Do you think this is a good or bad idea? Should I be keeping my data structure identical to the one provided by the vendor, or should I make the database columns true decimals and use SSIS or some sort of ETL process to automatically multiply the integer columns into their decimal equivalent? At this point I haven't decided if I am going to use an ORM or Stored Procedures or what to retrieve the data, so I'm trying to think long term and decide which approach to use. I could also easily just handle this in code from a DTO or similar, something along the lines of:
public class Product
{
// ...
private int _price;
public decimal Price
{
get
{
return (this._price * .01);
}
set
{
this._price = (value / .01);
}
}
}
But that seems like extra and unnecessary work on the part of a class. How would you approach this, keeping in mind that the data is provided in the integer format by a vendor that you will regularly need to get updates from.

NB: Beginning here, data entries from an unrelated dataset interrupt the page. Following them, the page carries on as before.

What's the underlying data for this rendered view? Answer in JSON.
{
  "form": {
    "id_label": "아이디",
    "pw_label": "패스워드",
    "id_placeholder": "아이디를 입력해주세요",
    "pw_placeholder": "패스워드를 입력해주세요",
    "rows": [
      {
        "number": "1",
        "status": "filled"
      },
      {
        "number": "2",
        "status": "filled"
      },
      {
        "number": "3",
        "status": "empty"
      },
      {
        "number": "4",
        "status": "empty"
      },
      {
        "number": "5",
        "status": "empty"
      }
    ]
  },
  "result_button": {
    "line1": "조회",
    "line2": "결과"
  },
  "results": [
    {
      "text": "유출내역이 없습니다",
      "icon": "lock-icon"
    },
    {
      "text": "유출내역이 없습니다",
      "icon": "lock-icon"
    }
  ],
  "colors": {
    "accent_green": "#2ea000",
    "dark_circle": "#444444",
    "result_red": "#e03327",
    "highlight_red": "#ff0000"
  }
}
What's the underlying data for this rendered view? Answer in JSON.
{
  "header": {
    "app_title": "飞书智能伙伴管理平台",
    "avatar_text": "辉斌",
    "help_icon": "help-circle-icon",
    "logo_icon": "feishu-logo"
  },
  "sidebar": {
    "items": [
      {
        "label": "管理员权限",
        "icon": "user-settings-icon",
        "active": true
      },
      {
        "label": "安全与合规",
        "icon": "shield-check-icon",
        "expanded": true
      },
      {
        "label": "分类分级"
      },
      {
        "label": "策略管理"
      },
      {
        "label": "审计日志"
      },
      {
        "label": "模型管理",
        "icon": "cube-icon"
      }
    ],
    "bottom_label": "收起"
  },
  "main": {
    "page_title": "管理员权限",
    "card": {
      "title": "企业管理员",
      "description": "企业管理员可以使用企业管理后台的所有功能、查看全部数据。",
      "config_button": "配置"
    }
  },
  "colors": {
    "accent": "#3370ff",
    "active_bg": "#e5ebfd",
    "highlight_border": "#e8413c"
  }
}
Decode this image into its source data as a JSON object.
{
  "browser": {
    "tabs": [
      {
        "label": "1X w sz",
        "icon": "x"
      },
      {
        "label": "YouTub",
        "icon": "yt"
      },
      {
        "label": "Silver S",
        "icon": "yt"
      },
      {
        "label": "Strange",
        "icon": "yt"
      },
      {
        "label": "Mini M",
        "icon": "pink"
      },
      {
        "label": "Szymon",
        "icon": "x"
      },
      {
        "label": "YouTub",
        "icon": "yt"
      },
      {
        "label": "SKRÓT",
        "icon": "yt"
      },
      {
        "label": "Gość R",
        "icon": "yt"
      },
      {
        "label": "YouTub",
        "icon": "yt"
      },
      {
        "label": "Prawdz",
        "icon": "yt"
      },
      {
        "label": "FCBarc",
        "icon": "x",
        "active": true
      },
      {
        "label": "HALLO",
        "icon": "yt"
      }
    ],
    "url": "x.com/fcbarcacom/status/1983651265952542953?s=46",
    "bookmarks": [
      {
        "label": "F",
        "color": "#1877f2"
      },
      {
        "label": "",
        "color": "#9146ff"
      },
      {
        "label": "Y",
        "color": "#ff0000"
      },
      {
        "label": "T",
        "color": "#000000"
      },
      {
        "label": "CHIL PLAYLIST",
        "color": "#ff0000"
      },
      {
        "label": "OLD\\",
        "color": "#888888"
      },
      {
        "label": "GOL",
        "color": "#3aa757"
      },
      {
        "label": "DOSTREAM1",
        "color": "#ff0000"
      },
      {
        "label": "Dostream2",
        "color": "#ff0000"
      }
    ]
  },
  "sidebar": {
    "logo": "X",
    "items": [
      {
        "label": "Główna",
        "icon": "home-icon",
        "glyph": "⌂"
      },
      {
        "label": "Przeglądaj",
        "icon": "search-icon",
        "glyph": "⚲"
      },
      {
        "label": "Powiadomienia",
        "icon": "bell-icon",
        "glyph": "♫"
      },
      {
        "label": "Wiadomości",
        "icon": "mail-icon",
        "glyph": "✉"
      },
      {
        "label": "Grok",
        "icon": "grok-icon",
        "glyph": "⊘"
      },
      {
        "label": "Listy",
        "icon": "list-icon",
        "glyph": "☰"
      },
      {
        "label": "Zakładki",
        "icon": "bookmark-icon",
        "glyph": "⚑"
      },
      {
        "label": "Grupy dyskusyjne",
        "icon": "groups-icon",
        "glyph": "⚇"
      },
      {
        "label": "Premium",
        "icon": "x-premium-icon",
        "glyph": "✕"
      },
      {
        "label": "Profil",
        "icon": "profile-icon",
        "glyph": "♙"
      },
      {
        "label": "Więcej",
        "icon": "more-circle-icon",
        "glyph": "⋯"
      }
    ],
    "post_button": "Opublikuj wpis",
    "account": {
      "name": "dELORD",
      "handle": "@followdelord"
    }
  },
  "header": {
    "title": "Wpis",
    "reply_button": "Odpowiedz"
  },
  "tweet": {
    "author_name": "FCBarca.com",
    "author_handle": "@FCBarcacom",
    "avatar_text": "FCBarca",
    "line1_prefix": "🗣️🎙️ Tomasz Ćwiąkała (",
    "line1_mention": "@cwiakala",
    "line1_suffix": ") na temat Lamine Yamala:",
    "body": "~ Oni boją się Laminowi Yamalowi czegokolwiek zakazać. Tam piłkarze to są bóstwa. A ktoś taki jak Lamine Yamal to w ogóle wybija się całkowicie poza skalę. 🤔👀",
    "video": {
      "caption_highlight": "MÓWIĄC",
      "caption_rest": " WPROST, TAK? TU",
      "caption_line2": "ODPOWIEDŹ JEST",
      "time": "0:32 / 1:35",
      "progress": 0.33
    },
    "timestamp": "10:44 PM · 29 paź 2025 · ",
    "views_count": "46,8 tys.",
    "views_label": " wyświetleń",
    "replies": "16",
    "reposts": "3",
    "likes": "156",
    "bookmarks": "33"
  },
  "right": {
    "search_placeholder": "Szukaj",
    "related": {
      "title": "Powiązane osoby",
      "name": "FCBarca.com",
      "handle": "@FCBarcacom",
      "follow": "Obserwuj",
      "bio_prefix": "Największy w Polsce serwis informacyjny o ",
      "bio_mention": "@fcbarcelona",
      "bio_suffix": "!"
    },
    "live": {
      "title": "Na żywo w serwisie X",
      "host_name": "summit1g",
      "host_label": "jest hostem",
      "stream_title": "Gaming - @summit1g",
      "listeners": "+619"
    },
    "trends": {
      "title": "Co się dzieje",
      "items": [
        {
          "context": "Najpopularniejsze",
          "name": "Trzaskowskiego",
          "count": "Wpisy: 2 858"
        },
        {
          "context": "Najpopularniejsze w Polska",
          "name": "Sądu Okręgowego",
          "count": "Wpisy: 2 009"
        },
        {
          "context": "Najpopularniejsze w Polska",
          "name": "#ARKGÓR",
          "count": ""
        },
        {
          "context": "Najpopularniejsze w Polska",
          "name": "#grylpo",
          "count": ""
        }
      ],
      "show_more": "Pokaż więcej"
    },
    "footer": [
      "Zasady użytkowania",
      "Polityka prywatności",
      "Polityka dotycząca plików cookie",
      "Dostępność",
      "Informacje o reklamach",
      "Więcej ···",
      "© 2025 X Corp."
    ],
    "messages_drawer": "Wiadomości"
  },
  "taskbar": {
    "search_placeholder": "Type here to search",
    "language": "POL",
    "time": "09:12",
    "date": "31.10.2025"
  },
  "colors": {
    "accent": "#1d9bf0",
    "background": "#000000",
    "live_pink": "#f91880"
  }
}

"Do you think this is a good or bad idea?"
Bad.
"Should I be keeping my data structure identical to the one provided by the vendor?"
No.
"Should I make the database columns true decimals?"
Yes.
It's so much simpler to do what's right. Currently, the data is transmitted with no "." to separate the whole numbers from the decimals; that doesn't any real significance.
The data is decimal. Decimal math works. Use the decimal math provided by your language and database. Don't invent your own version of Decimal arithmetic.
Personally I would much prefer to have the data stored correctly in my database and just do a simple conversion every time an update comes in.
Pedantically: they aren't kept as ints either. They are strings that require parsing.
Philisophically: you have information in the file and you should write data into the database. That means transforming the information in any ways necessary to make it meaningful/useful. If you don't do this transform up front, then you'll be doomed to repeat the transform across all consumers of the database.
There are some scenarios where you aren't allowed to transform the data, such as being able to answer the question: "What was in the file?". Those scenarios would require the data to be written as string - if the parse failed, you wouldn't have an accurate representation of the file.
In my mind the most important facet of using Decimal over Int in this scenario is maintainability.
Data stored in the tables should be clearly meaningful without need for arbitrary manipulation. If manipulation is required is should be clearly evident that it is (such as from the field name).
I recently dealt with data where days of the week were stored as values 2-8. You can not imagine the fall out this caused (testing didn't show the problem for a variety of reasons, but live use did cause political explosions).
If you do ever run in to such a situation, I would be absolutely certain to ensure data can not be written to or read from the table without use of stored procedures or views. This enables you to ensure the necessary manipulation is both enforced and documented. If you don't have both of these, some poor sod who follows you in the future will curse your very name.